Родное наречие ударило парнишку сильнее тока. Раскрыв рот, он смотрел на хорошо одетого господина, черты которого отдаленно выдавали в нем родную, эфиопскую кровь.
– Будешь писать домой, кланяйся папе-маме. И сам не грусти – все получится, у тебя все будет хорошо!
Девушка, что была с этим странным человеком, удивленно таращила глаза то на него, то на своего спутника, пока толпа, в которой они шли, не увлекла эту странную пару по ту сторону проспекта… А парнишка стоял, где встал, забыв обо всем, силясь понять, откуда в этой чуждой ему Руссии нашелся человек, так чисто говорящий на его диалекте, к тому же знающий его мать и отца…
– Что это был за язык? – удивилась Таня.
– Гыз, эфиопский.
– А откуда вы его знаете? – спросила она.
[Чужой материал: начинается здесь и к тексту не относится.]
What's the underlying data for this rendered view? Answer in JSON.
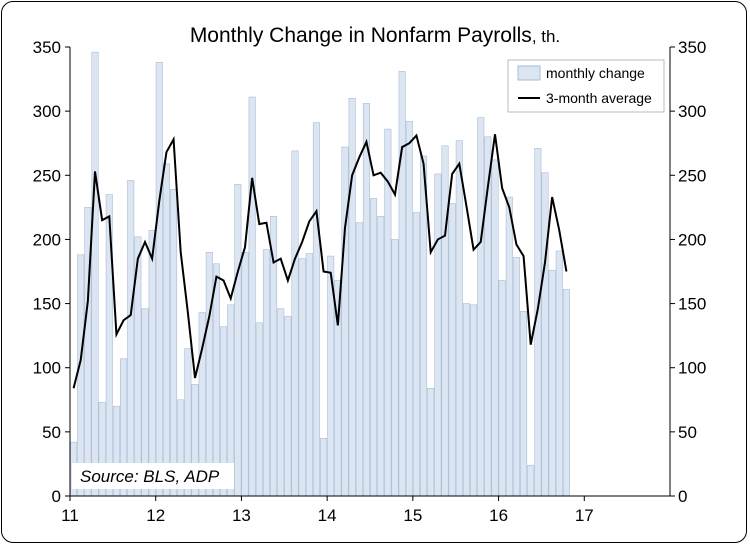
{
  "chart_data": {
    "type": "bar",
    "title_main": "Monthly Change in Nonfarm Payrolls",
    "title_unit": ", th.",
    "xlabel": "",
    "ylabel": "",
    "ylim": [
      0,
      350
    ],
    "yticks": [
      0,
      50,
      100,
      150,
      200,
      250,
      300,
      350
    ],
    "xlim": [
      11,
      18
    ],
    "xticks": [
      11,
      12,
      13,
      14,
      15,
      16,
      17
    ],
    "grid": false,
    "legend_position": "top-right",
    "source": "Source: BLS, ADP",
    "colors": {
      "bar_fill": "#dce6f2",
      "bar_stroke": "#a9bcd6",
      "line": "#000000",
      "axis": "#000000"
    },
    "series": [
      {
        "name": "monthly change",
        "type": "bar",
        "values": [
          42,
          188,
          225,
          346,
          73,
          235,
          70,
          107,
          246,
          202,
          146,
          207,
          338,
          259,
          239,
          75,
          115,
          87,
          143,
          190,
          181,
          132,
          149,
          243,
          190,
          311,
          135,
          192,
          218,
          146,
          140,
          269,
          185,
          189,
          291,
          45,
          187,
          168,
          272,
          310,
          213,
          306,
          232,
          218,
          286,
          200,
          331,
          292,
          221,
          265,
          84,
          251,
          273,
          228,
          277,
          150,
          149,
          295,
          280,
          262,
          168,
          233,
          186,
          144,
          24,
          271,
          252,
          176,
          191,
          161
        ]
      },
      {
        "name": "3-month average",
        "type": "line",
        "values": [
          84,
          106,
          152,
          253,
          215,
          218,
          126,
          137,
          141,
          185,
          198,
          185,
          230,
          268,
          278,
          190,
          143,
          92,
          115,
          140,
          171,
          168,
          154,
          175,
          194,
          248,
          212,
          213,
          182,
          185,
          168,
          185,
          198,
          214,
          222,
          175,
          174,
          133,
          209,
          250,
          264,
          276,
          250,
          252,
          245,
          235,
          272,
          275,
          281,
          259,
          190,
          200,
          203,
          251,
          259,
          226,
          192,
          198,
          241,
          282,
          240,
          225,
          196,
          187,
          118,
          146,
          182,
          233,
          207,
          175
        ]
      }
    ]
  }
}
– Не знаю, – как и она недавно, пожал плечами он. – Бог его знает, все получилось как-то само собой.
– А куда мы идем? – поинтересовалась она, заметив, что он не просто гуляет, а идет, выискивая вокруг ему одному понятные приметы.
– Есть тут одно место, – загадочно произнес он, – совсем рядом, если я ничего не путаю. Но жив ли он?
– Кто?! – удивилась она.
– Идемте, и Бог даст, увидите сами, – произнес он со значением, увлекая ее за собой.
Переулки их кружили и кружили, пока наконец не выпустили из своих криволинейных объятий ко входу в обычный московский двор: старый дом, арка, клумбы, лавочки, подъезды, бабушки и авто. Все как обычно… Только вот почему-то пост милиции. А рядом с постом то, что он искал, – вяз, который рос при его жизни.